Apixaban versus warfarine
- Na een mediane follow-up van 84 dagen (IQR 33 tot 157 dagen), was het percentage van het samengestelde eindpunt per 1000 persoonsjaren 60.1 voor apixaban-gebruikers en 92.3 voor warfarinegebruikers (HR 0.68, 95%CI:0.65-0.72).
- Deze associatie was consistent in alle frailty subgroepen (P voor heterogeniteit=0.080).
- Apixaban-starters hadden lagere sterfte (HR 0.82, 95%CI: 0.77-0.88), ischemische beroerte (HR 0.63, 95%CI:0.54-0.74), majeure bloedingen (HR 0.51, 95%CI:0.46-0.55), majeure gastro-intestinale bloedingen (HR 0.52, 95%CI:0.46-0.58) en intracraniële bloedingen (HR 0.51, 95%CI: 0.43-0.60).
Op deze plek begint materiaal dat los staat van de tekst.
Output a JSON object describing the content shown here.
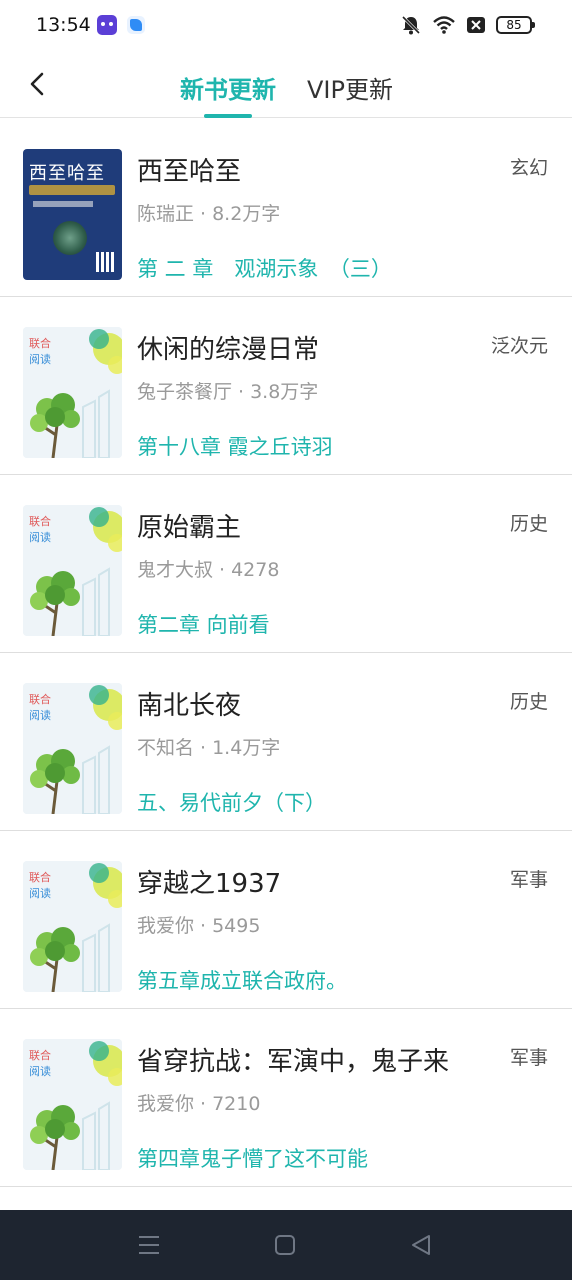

De associaties waren consistent in alle frailty subgroepen.
Conclusie
Deze studie, waarin gebruik werd gemaakt van real-world data, toonde dat de DOACs dabigatran en rivaroxaban waren geassocieerd met lagere events van het samengestelde eindpunt in vergelijking met placebo in oudere patiënten met AF, maar alleen in de nonfrail groep. Apixaban-starters hadden lagere events van het samengestelde eindpunt in alle frail-subgroepen.